Check out this great hiking resource: LEOR PANTILAT’s ADVENTURES if your’e planning on hiking around the Big sur.
Also always check for the fire conditions, especially if you’re traveling with children!
I’d like to add a safety reminder Note from one of the locals who lives in the Big Sur. take it with a grain of salt, although please be mindful and respectful of other people’s lives!

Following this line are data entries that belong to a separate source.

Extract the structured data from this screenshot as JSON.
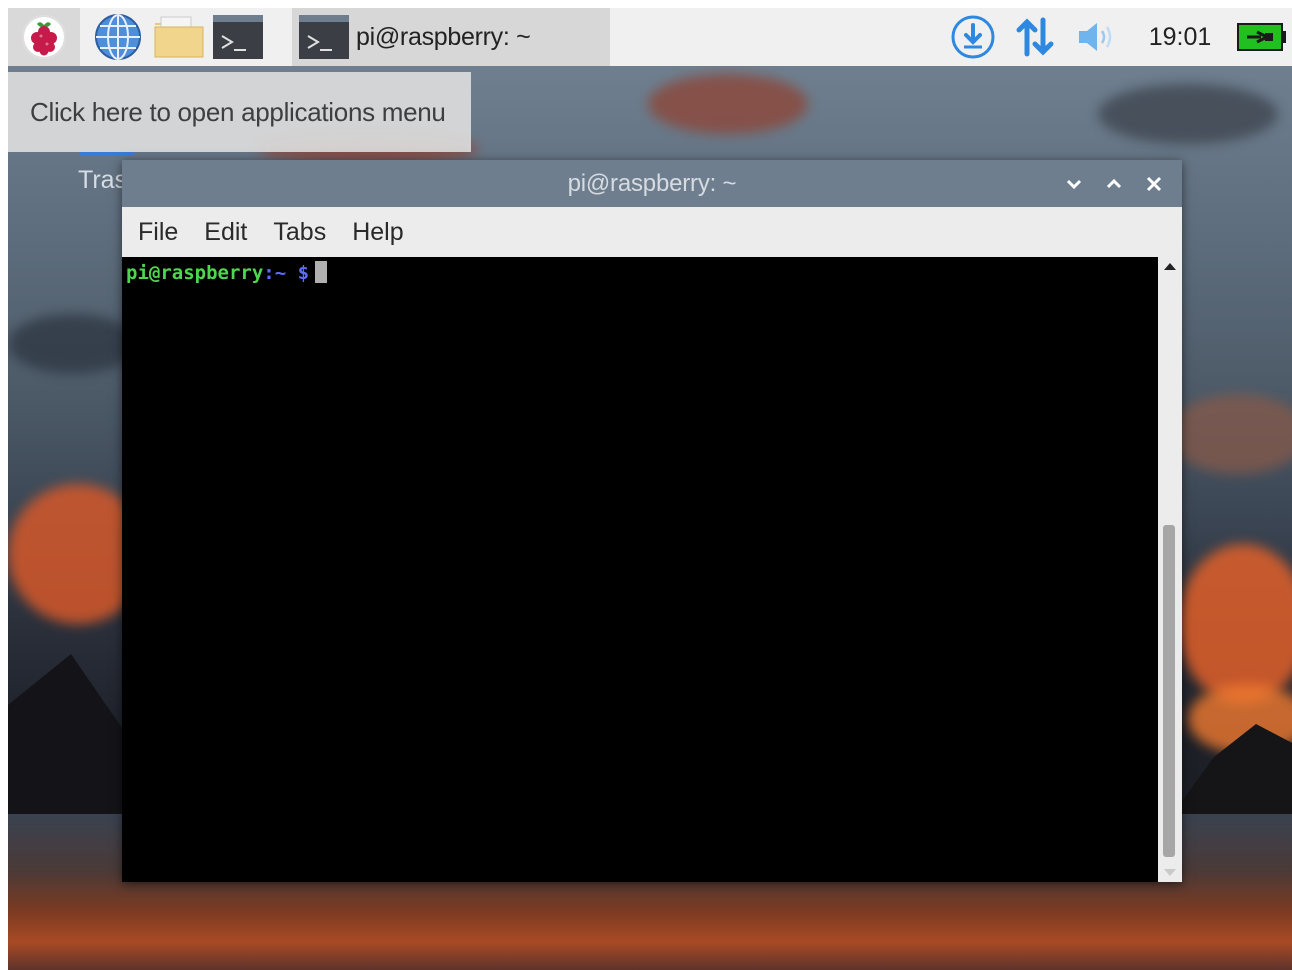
{
  "taskbar": {
    "menu_button_icon": "raspberry-pi-icon",
    "launchers": [
      {
        "icon": "globe-icon"
      },
      {
        "icon": "folder-icon"
      },
      {
        "icon": "terminal-icon"
      }
    ],
    "task_window_label": "pi@raspberry: ~",
    "tray": {
      "updater_icon": "download-icon",
      "network_icon": "network-arrows-icon",
      "volume_icon": "speaker-icon",
      "clock": "19:01",
      "battery_icon": "battery-charging-icon"
    }
  },
  "tooltip": {
    "text": "Click here to open applications menu"
  },
  "desktop": {
    "trash_label": "Tras"
  },
  "terminal_window": {
    "title": "pi@raspberry: ~",
    "menu": [
      "File",
      "Edit",
      "Tabs",
      "Help"
    ],
    "prompt_user": "pi@raspberry",
    "prompt_path": ":~ $"
  },
  "colors": {
    "prompt_user": "#4fd64f",
    "prompt_path": "#5b6cff",
    "titlebar": "#6f7e8e",
    "taskbar": "#f0f0f0"
  }
}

If this is your article I would love to see some mention of common courtesy and proper behavior when visiting the area. Big Sur is incredibly impacted with heavy traffic right now and doesn’t need more advertising to bring in even more people. What it needs is more responsible visitors. JPB park in particular is incredibly unsafe and has poor parking conditions. Legally the drivable portion of the highway is any portion that is paved. Parking on paved portion of the road is illegal. I concede that rule is not enforced but at a minimum make sure you park all the way off the highway. Any portion of your vehicle hanging out over the white line into the road is a hazard. The speed limit on the highway is 55 mph and many people like to drive as close to that as possible. Don’t stop in the middle of the road or walk in the middle of the road. Some very severe accidents have happened at that park due to poor behavior. Also make sure that you stay on trail. The beach below the falls is closed and access is prohibited. Many people try to go down there and the lucky ones survive and need to be rescued by S&R. Don’t go off trail for your own safety and for the safety of the environment. The beautiful Big Sur environment is frequently trampled and destroyed or filled with trash and human waste by the visitors who are here to enjoy it. Also enjoy the drive and take your time coming down the highway but pay attention to the cars behind you. There are people who are trying to get to work or go to pick up their kids from school and just want to get there efficiently and quickly. Pull over for other vehicles. There are ample paved and unpaved turnouts along the road many with spectacular views that people miss because they are not the “it” spots. Pull over, let the vehicles go past you and enjoy a view that you didn’t think you would get to see. Make sure you plan ahead for bathrooms they are sparse along the coast and going on the side of the road is becoming an issue in the area. Please don’t go in someones driveway. It happens and it sucks. Just some items I would love to see one day in these types of articles. I know it is less glamorous but Big Sur has an over abundance of glamorized articles about how beautiful and romantic it is and not nearly enough reminding people to not trash the place or act rudely on their way through.
Many thanks! That’s our California Perspective for today!